Don’t Fight the Fed. It’s an investing mantra I’ve written about before. And in this market environment where the Fed has raised rates a lot and will continue to do so, it means stock market investors should be bearish.

But they’re not.

The market is up 23% from its market low, 8% off its all-time high, and according to some definitions we’re in a new bull market – Are We In a Bull Market?.

So, are we fighting the Fed by being bullish right now, or is something else happening? 

I think it’s the latter. 

The market isn’t fighting the Fed, but believing in the Fed right now. Yes, the Fed bungled inflation badly for which it caught immense flak. But maybe the market thinks the Fed is on the right track now. 

The numbers support that support.

Inflation is down a lot.

The economy is resilient.

The market is doing well.

Sure, some banks were broken along the way, but that hasn’t spilled over into a broader financial crisis and those banks could have managed their portfolios better. We were reminded how banks work and that holding excess cash isn’t ideal.

The market chugged forward.

Blissful permabull optimism? Maybe so. I am the guy who wrote Optimists Get Rich, Cynics Get Airtime.

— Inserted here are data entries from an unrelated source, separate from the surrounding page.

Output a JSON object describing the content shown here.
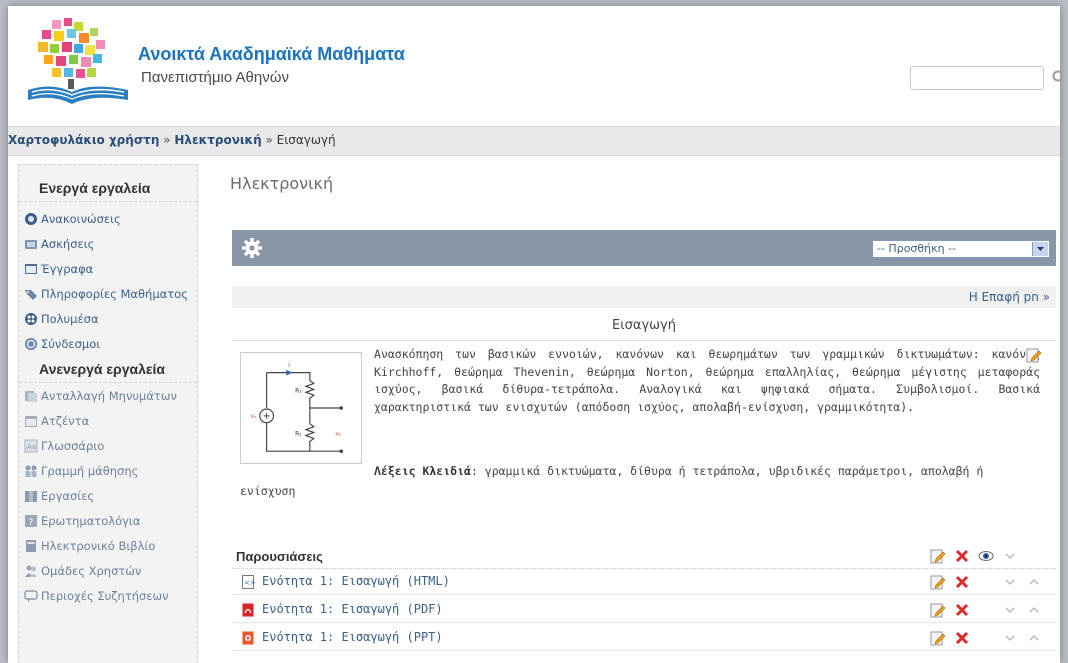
{
  "header": {
    "site_title": "Ανοικτά Ακαδημαϊκά Μαθήματα",
    "site_subtitle": "Πανεπιστήμιο Αθηνών",
    "search_placeholder": ""
  },
  "breadcrumb": {
    "items": [
      "Χαρτοφυλάκιο χρήστη",
      "Ηλεκτρονική",
      "Εισαγωγή"
    ],
    "separator": "»"
  },
  "sidebar": {
    "active_heading": "Ενεργά εργαλεία",
    "active_items": [
      {
        "label": "Ανακοινώσεις",
        "icon": "announcements-icon"
      },
      {
        "label": "Ασκήσεις",
        "icon": "exercises-icon"
      },
      {
        "label": "Έγγραφα",
        "icon": "documents-icon"
      },
      {
        "label": "Πληροφορίες Μαθήματος",
        "icon": "course-info-icon"
      },
      {
        "label": "Πολυμέσα",
        "icon": "multimedia-icon"
      },
      {
        "label": "Σύνδεσμοι",
        "icon": "links-icon"
      }
    ],
    "inactive_heading": "Ανενεργά εργαλεία",
    "inactive_items": [
      {
        "label": "Ανταλλαγή Μηνυμάτων",
        "icon": "messages-icon"
      },
      {
        "label": "Ατζέντα",
        "icon": "agenda-icon"
      },
      {
        "label": "Γλωσσάριο",
        "icon": "glossary-icon"
      },
      {
        "label": "Γραμμή μάθησης",
        "icon": "learning-path-icon"
      },
      {
        "label": "Εργασίες",
        "icon": "assignments-icon"
      },
      {
        "label": "Ερωτηματολόγια",
        "icon": "questionnaire-icon"
      },
      {
        "label": "Ηλεκτρονικό Βιβλίο",
        "icon": "ebook-icon"
      },
      {
        "label": "Ομάδες Χρηστών",
        "icon": "user-groups-icon"
      },
      {
        "label": "Περιοχές Συζητήσεων",
        "icon": "forums-icon"
      }
    ]
  },
  "main": {
    "course_title": "Ηλεκτρονική",
    "add_select_value": "-- Προσθήκη --",
    "next_unit_link": "Η Επαφή pn »",
    "section_title": "Εισαγωγή",
    "description": "Ανασκόπηση των βασικών εννοιών, κανόνων και θεωρημάτων των γραμμικών δικτυωμάτων: κανόνες Kirchhoff, θεώρημα Thevenin, θεώρημα Norton, θεώρημα επαλληλίας, θεώρημα μέγιστης μεταφοράς ισχύος, βασικά δίθυρα-τετράπολα. Αναλογικά και ψηφιακά σήματα. Συμβολισμοί. Βασικά χαρακτηριστικά των ενισχυτών (απόδοση ισχύος, απολαβή-ενίσχυση, γραμμικότητα).",
    "keywords_label": "Λέξεις Κλειδιά",
    "keywords_text": ": γραμμικά δικτυώματα, δίθυρα ή τετράπολα, υβριδικές παράμετροι, απολαβή ή",
    "keywords_tail": "ενίσχυση",
    "circuit_labels": {
      "r1": "R₁",
      "r2": "R₂",
      "vs": "vₛ",
      "vo": "vₒ",
      "i": "i"
    }
  },
  "resources": {
    "header": "Παρουσιάσεις",
    "rows": [
      {
        "label": "Ενότητα 1: Εισαγωγή (HTML)",
        "icon": "html-file-icon"
      },
      {
        "label": "Ενότητα 1: Εισαγωγή (PDF)",
        "icon": "pdf-file-icon"
      },
      {
        "label": "Ενότητα 1: Εισαγωγή (PPT)",
        "icon": "ppt-file-icon"
      }
    ]
  }
}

Questioning the Good News Narrative

Doesn’t the Fed have to break the economy and crush employment to tackle high inflation?

Maybe. But inflation is a lot lower, and the misery index is getting better.

The Misery Index

And I’ve never understood why high inflation that wasn’t caused by a wage labor spike could only be solved by crushing employment.

Don’t we need to have this recession that’s been more hyped than Victor Wembanyama?

Well, we have had two quarters of negative economic growth already. I know that’s not the definition of a recession, but a slowdown happened. There’s also the rolling recession concept pushed by Liz Ann Sonders.

True, there’s some data that’s hard to ignore if you’re in the recession camp. The biggest being that leading economic indicators have been signaling a recession for a while. But as with everything in economics, there’s also another hand, which is explained well here.

It just feels like we’re too far into this Fed hiking cycle and market recovery to think the market is irrationally fighting the Fed versus believing in its current path.

Maybe I’m wrong. A recession is still a reasonable base case.

The good news is that little hinges on me being right. Long-term portfolios are built to withstand short-term events. Short-term money shouldn’t be exposed to much capital risk. 

But I also spent the last 14 years hearing people whine about the Fed’s easy monetary policy and how it destroys accurate price discovery. Now that it’s reversed, why are the same people finding a new reason to complain about the Fed and panic about the market?

Because pessimism is easy and sounds smarter.

I’ll stick my head in the sand and enjoy the long-term trend.